Un tiburón que ya no muerde como antes
Más allá de la pintura sobre el mundo de las altas finanzas (incluida la crisis de 2008 disparada por la burbuja inmobiliaria), resulta notable cómo esta dilatada segunda parte elige hacer foco, fundamentalmente, en la relación sentimental de la pareja.

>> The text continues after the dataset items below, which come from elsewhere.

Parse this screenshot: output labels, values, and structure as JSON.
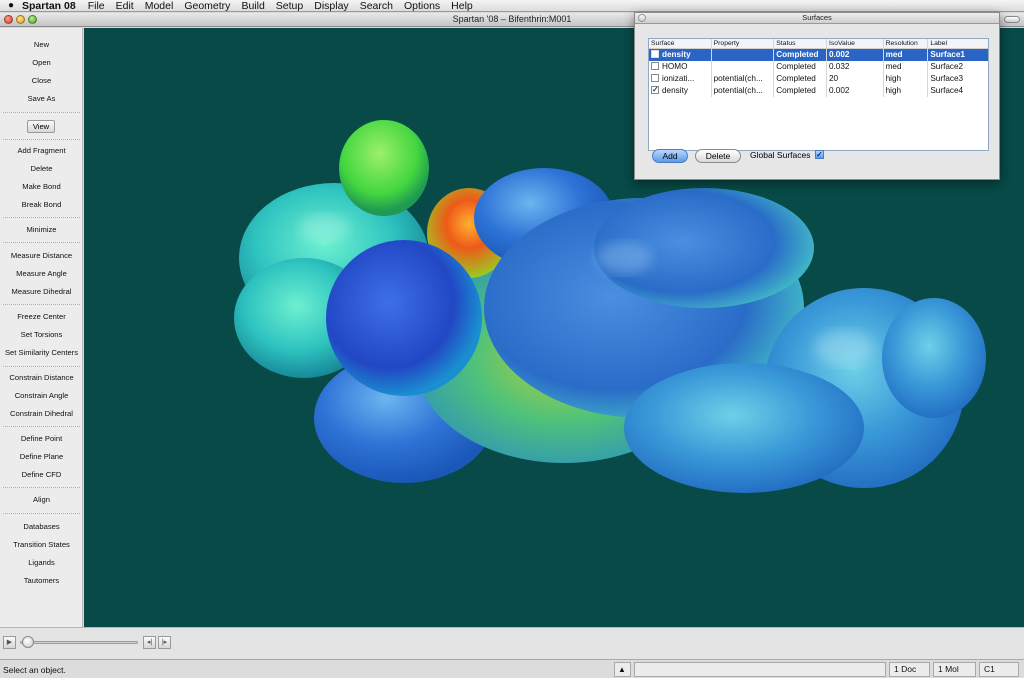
{
  "menubar": {
    "apple": "",
    "app_name": "Spartan 08",
    "items": [
      "File",
      "Edit",
      "Model",
      "Geometry",
      "Build",
      "Setup",
      "Display",
      "Search",
      "Options",
      "Help"
    ]
  },
  "window": {
    "title": "Spartan '08 – Bifenthrin:M001"
  },
  "sidebar": {
    "items": [
      "New",
      "Open",
      "Close",
      "Save As",
      "View",
      "Add Fragment",
      "Delete",
      "Make Bond",
      "Break Bond",
      "Minimize",
      "Measure Distance",
      "Measure Angle",
      "Measure Dihedral",
      "Freeze Center",
      "Set Torsions",
      "Set Similarity Centers",
      "Constrain Distance",
      "Constrain Angle",
      "Constrain Dihedral",
      "Define Point",
      "Define Plane",
      "Define CFD",
      "Align",
      "Databases",
      "Transition States",
      "Ligands",
      "Tautomers"
    ]
  },
  "dialog": {
    "title": "Surfaces",
    "columns": [
      "Surface",
      "Property",
      "Status",
      "IsoValue",
      "Resolution",
      "Label"
    ],
    "rows": [
      {
        "surface": "density",
        "property": "",
        "status": "Completed",
        "isovalue": "0.002",
        "resolution": "med",
        "label": "Surface1",
        "checked": false,
        "selected": true
      },
      {
        "surface": "HOMO",
        "property": "",
        "status": "Completed",
        "isovalue": "0.032",
        "resolution": "med",
        "label": "Surface2",
        "checked": false,
        "selected": false
      },
      {
        "surface": "ionizati...",
        "property": "potential(ch...",
        "status": "Completed",
        "isovalue": "20",
        "resolution": "high",
        "label": "Surface3",
        "checked": false,
        "selected": false
      },
      {
        "surface": "density",
        "property": "potential(ch...",
        "status": "Completed",
        "isovalue": "0.002",
        "resolution": "high",
        "label": "Surface4",
        "checked": true,
        "selected": false
      }
    ],
    "add_label": "Add",
    "delete_label": "Delete",
    "global_label": "Global Surfaces",
    "global_checked": true
  },
  "animation": {
    "play_icon": "▶",
    "prev_icon": "◂|",
    "next_icon": "|▸"
  },
  "status": {
    "message": "Select an object.",
    "up_icon": "▲",
    "doc_count": "1 Doc",
    "mol_count": "1 Mol",
    "symmetry": "C1"
  },
  "colors": {
    "viewport_bg": "#074a47",
    "selection": "#2a64c4"
  }
}
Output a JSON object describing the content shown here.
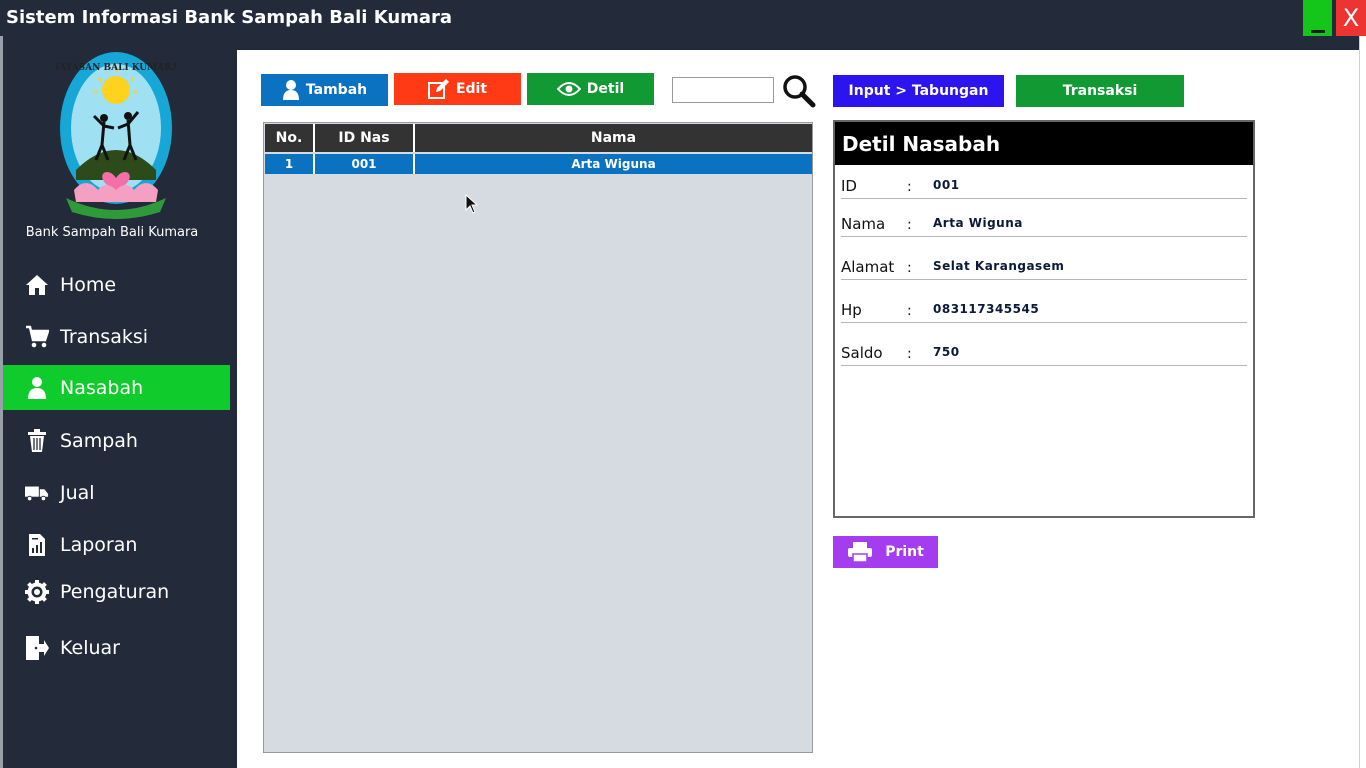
{
  "window": {
    "title": "Sistem Informasi Bank Sampah Bali Kumara",
    "minimize_label": "_",
    "close_label": "X"
  },
  "sidebar": {
    "logo_text": "YAYASAN BALI KUMARA",
    "brand": "Bank Sampah Bali Kumara",
    "items": [
      {
        "label": "Home",
        "icon": "home-icon"
      },
      {
        "label": "Transaksi",
        "icon": "cart-icon"
      },
      {
        "label": "Nasabah",
        "icon": "user-icon",
        "active": true
      },
      {
        "label": "Sampah",
        "icon": "trash-icon"
      },
      {
        "label": "Jual",
        "icon": "truck-icon"
      },
      {
        "label": "Laporan",
        "icon": "report-icon"
      },
      {
        "label": "Pengaturan",
        "icon": "gear-icon"
      },
      {
        "label": "Keluar",
        "icon": "exit-icon"
      }
    ]
  },
  "toolbar": {
    "tambah_label": "Tambah",
    "edit_label": "Edit",
    "detil_label": "Detil",
    "search_value": "",
    "input_tabungan_label": "Input > Tabungan",
    "transaksi_label": "Transaksi"
  },
  "table": {
    "columns": [
      "No.",
      "ID Nas",
      "Nama"
    ],
    "rows": [
      {
        "no": "1",
        "id": "001",
        "nama": "Arta Wiguna",
        "selected": true
      }
    ]
  },
  "detail": {
    "title": "Detil Nasabah",
    "fields": [
      {
        "label": "ID",
        "colon": ":",
        "value": "001"
      },
      {
        "label": "Nama",
        "colon": ":",
        "value": "Arta Wiguna"
      },
      {
        "label": "Alamat",
        "colon": ":",
        "value": "Selat Karangasem"
      },
      {
        "label": "Hp",
        "colon": ":",
        "value": "083117345545"
      },
      {
        "label": "Saldo",
        "colon": ":",
        "value": "750"
      }
    ]
  },
  "print_label": "Print",
  "colors": {
    "sidebar_bg": "#232b3a",
    "active_nav": "#0fcc2c",
    "primary_blue": "#0b72c2",
    "edit_red": "#ff3a14",
    "green": "#119a33",
    "indigo": "#2b14ee",
    "purple": "#a43cf0"
  }
}
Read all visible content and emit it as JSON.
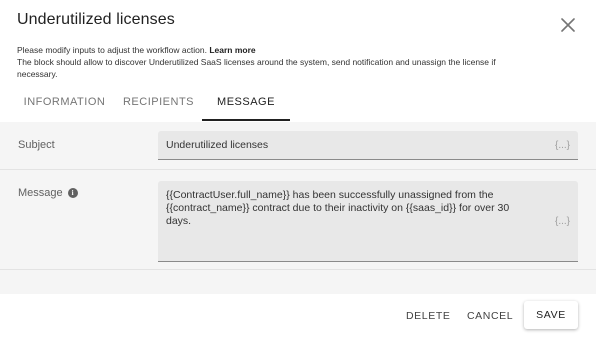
{
  "dialog": {
    "title": "Underutilized licenses",
    "description_line1": "Please modify inputs to adjust the workflow action.",
    "learn_more": "Learn more",
    "description_line2": "The block should allow to discover Underutilized SaaS licenses around the system, send notification and unassign the license if necessary."
  },
  "tabs": [
    {
      "label": "INFORMATION",
      "active": false
    },
    {
      "label": "RECIPIENTS",
      "active": false
    },
    {
      "label": "MESSAGE",
      "active": true
    }
  ],
  "form": {
    "subject": {
      "label": "Subject",
      "value": "Underutilized licenses",
      "var_button": "{...}"
    },
    "message": {
      "label": "Message",
      "info_icon": "i",
      "value": "{{ContractUser.full_name}} has been successfully unassigned from the {{contract_name}} contract due to their inactivity on {{saas_id}} for over 30 days.",
      "var_button": "{...}"
    }
  },
  "footer": {
    "delete_label": "DELETE",
    "cancel_label": "CANCEL",
    "save_label": "SAVE"
  },
  "icons": {
    "close": "close-icon",
    "info": "info-icon"
  }
}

Wall Street (1987) nunca fue la película más afilada o contundente en la carrera de Oliver Stone. Más allá de su autoproclamada fama de biblia del ethos yuppie, una revisión de sus supuestas bondades no confirma ese estatus, sino apenas en sus capas más superficiales. El realizador de Pelotón supo encontrar en otros títulos maneras más sofisticadas y profundas de reflejar algunas de las contradicciones de la sociedad estadounidense, como en J. F. K., por citar uno de los films más complejos, menos maniqueos de su filmografía. Vista hoy en día, la fábula de la joven promesa de Wall Street, el viejo tiburón de las finanzas y los males del dios Mercado no retratan tanto una época y una serie de prácticas económicas, sino más bien cierto imaginario popular (y populista) acerca de la especulación monetaria sin rostro y sus consecuencias sobre la faena cotidiana de millones de trabajadores. Como ocurrió muchas veces en el cine de Stone, las intenciones eran nobles, pero la puesta en discusión de esos ideales dentro de un formato narrativo quedaba atrapada en un bosquejo naïf, cursi incluso.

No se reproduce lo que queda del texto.